I just don't see the point of doing the Crisis if the result isn't all the Earth's merge into one. I mean, that's the whole point of the Crisis.
That was the point in the comics, but an adaptation doesn't have to serve the same purpose as the original. In the comics, the point of Spider-Man's inclusion in
Civil War was to lead to the exposure of his secret identity to the world and his falling-out with Tony Stark and departure from the Avengers. The movies handled it in a completely different way. In the X-Men comics, "Days of Future Past" was just a basic "prevent a terrible future from happening" story and ended up with the status quo preserved, while in the movies, it was about going back into the past (relative to the audience, not just the time-traveler character) and rebooting the whole series continuity.
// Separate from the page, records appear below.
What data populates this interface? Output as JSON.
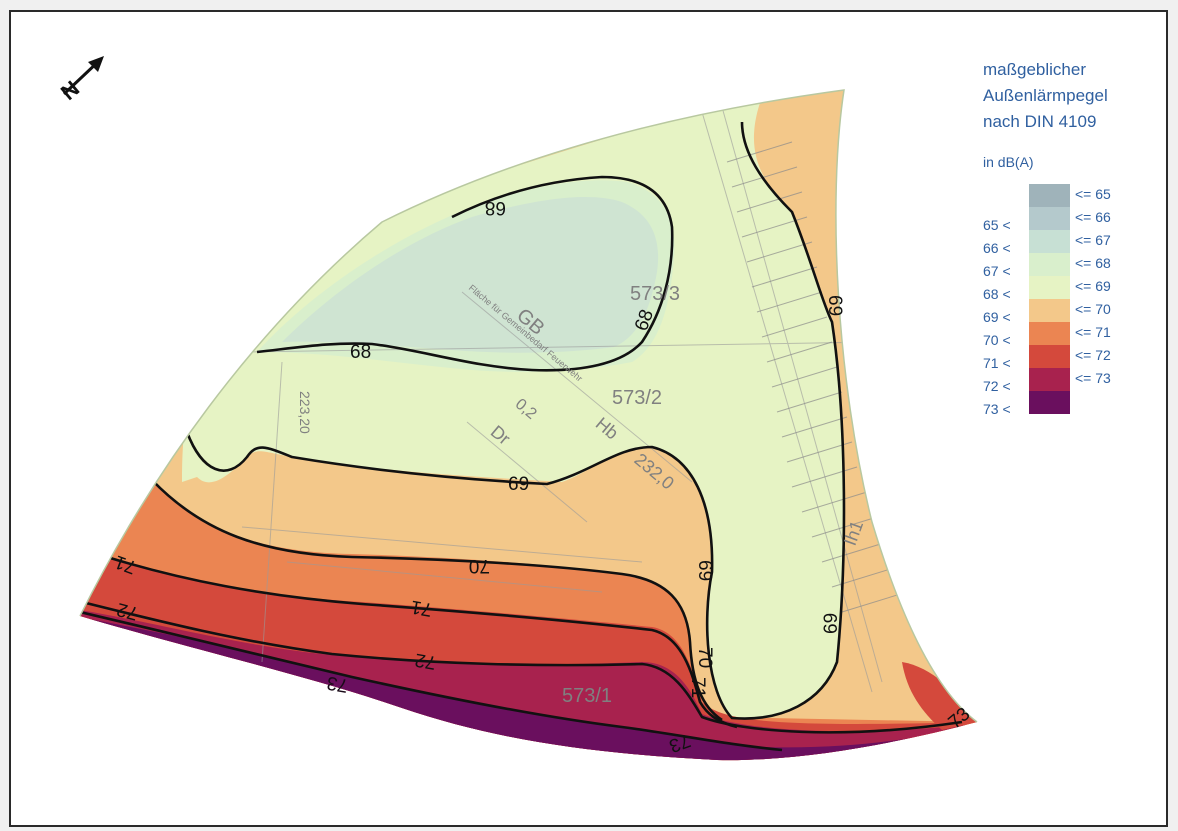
{
  "legend": {
    "title_line1": "maßgeblicher",
    "title_line2": "Außenlärmpegel",
    "title_line3": "nach DIN 4109",
    "unit": "in dB(A)",
    "items": [
      {
        "lower": "",
        "upper": "<= 65",
        "color": "#9fb3ba"
      },
      {
        "lower": "65 <",
        "upper": "<= 66",
        "color": "#b4c9cc"
      },
      {
        "lower": "66 <",
        "upper": "<= 67",
        "color": "#c7e0d4"
      },
      {
        "lower": "67 <",
        "upper": "<= 68",
        "color": "#d9efcc"
      },
      {
        "lower": "68 <",
        "upper": "<= 69",
        "color": "#e6f3c4"
      },
      {
        "lower": "69 <",
        "upper": "<= 70",
        "color": "#f3c88a"
      },
      {
        "lower": "70 <",
        "upper": "<= 71",
        "color": "#eb8552"
      },
      {
        "lower": "71 <",
        "upper": "<= 72",
        "color": "#d4493c"
      },
      {
        "lower": "72 <",
        "upper": "<= 73",
        "color": "#a8224e"
      },
      {
        "lower": "73 <",
        "upper": "",
        "color": "#6a0f5e"
      }
    ]
  },
  "contour_labels": {
    "c68_a": "68",
    "c68_b": "68",
    "c68_top": "68",
    "c69_a": "69",
    "c69_b": "69",
    "c69_c": "69",
    "c69_d": "69",
    "c70_a": "70",
    "c70_b": "70",
    "c71_a": "71",
    "c71_b": "71",
    "c71_c": "71",
    "c72_a": "72",
    "c72_b": "72",
    "c73_a": "73",
    "c73_b": "73",
    "c73_c": "73"
  },
  "plan_labels": {
    "parcel_1": "573/3",
    "parcel_2": "573/2",
    "parcel_3": "573/1",
    "gb": "GB",
    "dr": "Dr",
    "hb": "Hb",
    "val_02": "0,2",
    "elev_1": "232,0",
    "elev_2": "223,20",
    "fl_text": "Fläche für Gemeinbedarf Feuerwehr",
    "code": "Ih1"
  },
  "north_arrow": {
    "label": "N",
    "icon": "north-arrow-icon"
  }
}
As I've been saying in another thread, the point of an adaptation is not just to repeat what the original already did. That would be redundant. An adaptation is more like an offspring -- it has its parent's genes, but it's a distinct individual and may or may not resemble its parent that closely. It's a new story inspired by the original, a different variation on the theme. That's especially true in comics adaptations where you have decades' worth of ideas to draw on and can put the pieces of many different storylines together in new ways.
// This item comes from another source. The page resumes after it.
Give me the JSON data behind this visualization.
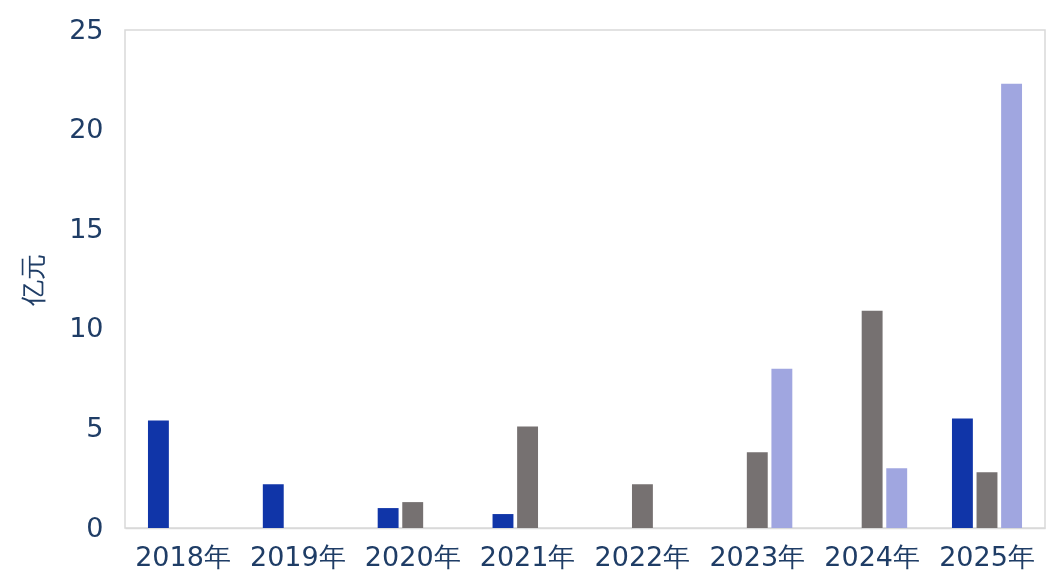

Besides, we know in retrospect that merging the Earths
was a mistake. DC ended up regretting it and eventually undoing it, restoring the multiverse. There is absolutely no sense in expecting today's creators to slavishly repeat that mistake. We should know better by now.
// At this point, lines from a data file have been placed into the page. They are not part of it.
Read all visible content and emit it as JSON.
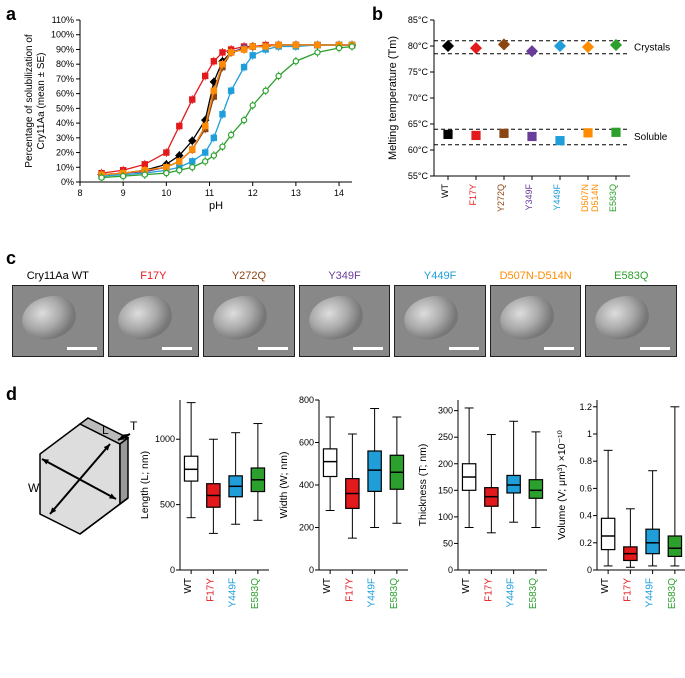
{
  "colors": {
    "WT": "#000000",
    "F17Y": "#e31a1c",
    "Y272Q": "#8b4513",
    "Y349F": "#6a3d9a",
    "Y449F": "#1f9ed9",
    "D507N_D514N": "#ff8c00",
    "E583Q": "#2ca02c"
  },
  "mutant_order": [
    "WT",
    "F17Y",
    "Y272Q",
    "Y349F",
    "Y449F",
    "D507N_D514N",
    "E583Q"
  ],
  "mutant_labels": [
    "WT",
    "F17Y",
    "Y272Q",
    "Y349F",
    "Y449F",
    "D507N-D514N",
    "E583Q"
  ],
  "panel_a": {
    "label": "a",
    "xlabel": "pH",
    "ylabel": "Percentage of solubilization of\nCry11Aa (mean ± SE)",
    "xlim": [
      8,
      14.3
    ],
    "xtick_step": 1,
    "ylim": [
      0,
      110
    ],
    "ytick_step": 10,
    "ytick_suffix": "%",
    "series": {
      "WT": {
        "x": [
          8.5,
          9,
          9.5,
          10,
          10.3,
          10.6,
          10.9,
          11.1,
          11.3,
          11.5,
          11.8,
          12,
          12.3,
          12.6,
          13,
          13.5,
          14,
          14.3
        ],
        "y": [
          5,
          6,
          8,
          12,
          18,
          28,
          42,
          68,
          82,
          88,
          91,
          92,
          92,
          93,
          93,
          93,
          93,
          93
        ],
        "marker": "diamond",
        "open": false
      },
      "F17Y": {
        "x": [
          8.5,
          9,
          9.5,
          10,
          10.3,
          10.6,
          10.9,
          11.1,
          11.3,
          11.5,
          11.8,
          12,
          12.3,
          12.6,
          13,
          13.5,
          14,
          14.3
        ],
        "y": [
          6,
          8,
          12,
          20,
          38,
          56,
          72,
          82,
          88,
          90,
          92,
          92,
          93,
          93,
          93,
          93,
          93,
          93
        ],
        "marker": "square",
        "open": false
      },
      "Y272Q": {
        "x": [
          8.5,
          9,
          9.5,
          10,
          10.3,
          10.6,
          10.9,
          11.1,
          11.3,
          11.5,
          11.8,
          12,
          12.3,
          12.6,
          13,
          13.5,
          14,
          14.3
        ],
        "y": [
          5,
          6,
          8,
          10,
          14,
          22,
          36,
          58,
          78,
          88,
          90,
          92,
          92,
          93,
          93,
          93,
          93,
          93
        ],
        "marker": "square",
        "open": false
      },
      "Y349F": {
        "x": [
          8.5,
          9,
          9.5,
          10,
          10.3,
          10.6,
          10.9,
          11.1,
          11.3,
          11.5,
          11.8,
          12,
          12.3,
          12.6,
          13,
          13.5,
          14,
          14.3
        ],
        "y": [
          5,
          6,
          7,
          10,
          14,
          22,
          38,
          62,
          80,
          88,
          91,
          92,
          92,
          93,
          93,
          93,
          93,
          93
        ],
        "marker": "square",
        "open": false
      },
      "Y449F": {
        "x": [
          8.5,
          9,
          9.5,
          10,
          10.3,
          10.6,
          10.9,
          11.1,
          11.3,
          11.5,
          11.8,
          12,
          12.3,
          12.6,
          13,
          13.5,
          14,
          14.3
        ],
        "y": [
          4,
          5,
          6,
          8,
          10,
          14,
          20,
          30,
          46,
          62,
          78,
          86,
          90,
          92,
          92,
          93,
          93,
          93
        ],
        "marker": "square",
        "open": false
      },
      "D507N_D514N": {
        "x": [
          8.5,
          9,
          9.5,
          10,
          10.3,
          10.6,
          10.9,
          11.1,
          11.3,
          11.5,
          11.8,
          12,
          12.3,
          12.6,
          13,
          13.5,
          14,
          14.3
        ],
        "y": [
          5,
          6,
          8,
          10,
          14,
          22,
          38,
          62,
          80,
          88,
          90,
          92,
          92,
          93,
          93,
          93,
          93,
          93
        ],
        "marker": "square",
        "open": false
      },
      "E583Q": {
        "x": [
          8.5,
          9,
          9.5,
          10,
          10.3,
          10.6,
          10.9,
          11.1,
          11.3,
          11.5,
          11.8,
          12,
          12.3,
          12.6,
          13,
          13.5,
          14,
          14.3
        ],
        "y": [
          3,
          4,
          5,
          6,
          8,
          10,
          14,
          18,
          24,
          32,
          42,
          52,
          62,
          72,
          82,
          88,
          91,
          92
        ],
        "marker": "circle",
        "open": true
      }
    },
    "error": 3
  },
  "panel_b": {
    "label": "b",
    "ylabel": "Melting temperature (Tm)",
    "ylim": [
      55,
      85
    ],
    "ytick_step": 5,
    "ytick_suffix": "°C",
    "groups": [
      {
        "label": "Crystals",
        "band": [
          78.5,
          81
        ],
        "marker": "diamond",
        "values": {
          "WT": 80,
          "F17Y": 79.6,
          "Y272Q": 80.3,
          "Y349F": 79,
          "Y449F": 80,
          "D507N_D514N": 79.8,
          "E583Q": 80.2
        }
      },
      {
        "label": "Soluble",
        "band": [
          61,
          64
        ],
        "marker": "square",
        "values": {
          "WT": 63,
          "F17Y": 62.8,
          "Y272Q": 63.2,
          "Y349F": 62.6,
          "Y449F": 61.8,
          "D507N_D514N": 63.3,
          "E583Q": 63.4
        }
      }
    ]
  },
  "panel_c": {
    "label": "c",
    "images": [
      "Cry11Aa WT",
      "F17Y",
      "Y272Q",
      "Y349F",
      "Y449F",
      "D507N-D514N",
      "E583Q"
    ]
  },
  "panel_d": {
    "label": "d",
    "subset": [
      "WT",
      "F17Y",
      "Y449F",
      "E583Q"
    ],
    "diagram_labels": {
      "L": "L",
      "W": "W",
      "T": "T"
    },
    "plots": [
      {
        "ylabel": "Length (L; nm)",
        "ylim": [
          0,
          1300
        ],
        "yticks": [
          0,
          500,
          1000
        ],
        "data": {
          "WT": {
            "min": 400,
            "q1": 680,
            "med": 770,
            "q3": 870,
            "max": 1280
          },
          "F17Y": {
            "min": 280,
            "q1": 480,
            "med": 570,
            "q3": 660,
            "max": 1000
          },
          "Y449F": {
            "min": 350,
            "q1": 560,
            "med": 640,
            "q3": 720,
            "max": 1050
          },
          "E583Q": {
            "min": 380,
            "q1": 600,
            "med": 690,
            "q3": 780,
            "max": 1120
          }
        }
      },
      {
        "ylabel": "Width (W; nm)",
        "ylim": [
          0,
          800
        ],
        "yticks": [
          0,
          200,
          400,
          600,
          800
        ],
        "data": {
          "WT": {
            "min": 280,
            "q1": 440,
            "med": 510,
            "q3": 570,
            "max": 720
          },
          "F17Y": {
            "min": 150,
            "q1": 290,
            "med": 360,
            "q3": 430,
            "max": 640
          },
          "Y449F": {
            "min": 200,
            "q1": 370,
            "med": 470,
            "q3": 560,
            "max": 760
          },
          "E583Q": {
            "min": 220,
            "q1": 380,
            "med": 460,
            "q3": 540,
            "max": 720
          }
        }
      },
      {
        "ylabel": "Thickness (T; nm)",
        "ylim": [
          0,
          320
        ],
        "yticks": [
          0,
          50,
          100,
          150,
          200,
          250,
          300
        ],
        "data": {
          "WT": {
            "min": 80,
            "q1": 150,
            "med": 175,
            "q3": 200,
            "max": 305
          },
          "F17Y": {
            "min": 70,
            "q1": 120,
            "med": 138,
            "q3": 155,
            "max": 255
          },
          "Y449F": {
            "min": 90,
            "q1": 145,
            "med": 160,
            "q3": 178,
            "max": 280
          },
          "E583Q": {
            "min": 80,
            "q1": 135,
            "med": 150,
            "q3": 170,
            "max": 260
          }
        }
      },
      {
        "ylabel": "Volume (V; μm³) ×10⁻¹⁰",
        "ylim": [
          0,
          1.25
        ],
        "yticks": [
          0,
          0.2,
          0.4,
          0.6,
          0.8,
          1.0,
          1.2
        ],
        "data": {
          "WT": {
            "min": 0.03,
            "q1": 0.15,
            "med": 0.25,
            "q3": 0.38,
            "max": 0.88
          },
          "F17Y": {
            "min": 0.02,
            "q1": 0.07,
            "med": 0.12,
            "q3": 0.17,
            "max": 0.45
          },
          "Y449F": {
            "min": 0.03,
            "q1": 0.12,
            "med": 0.2,
            "q3": 0.3,
            "max": 0.73
          },
          "E583Q": {
            "min": 0.03,
            "q1": 0.1,
            "med": 0.16,
            "q3": 0.25,
            "max": 1.2
          }
        }
      }
    ]
  }
}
Bottom line, the responsibility of the shows' creators is to the shows they're making now, not to the comics that were made decades ago. They have to tell the best stories they can in their series, with their characters and plotlines. We've seen countless times already that when they take ideas from the comics, they don't slavishly copy them, but they use them to serve
their own characters and plots. The comics are not a straitjacket, they're just a source of ingredients to mix together in a new recipe.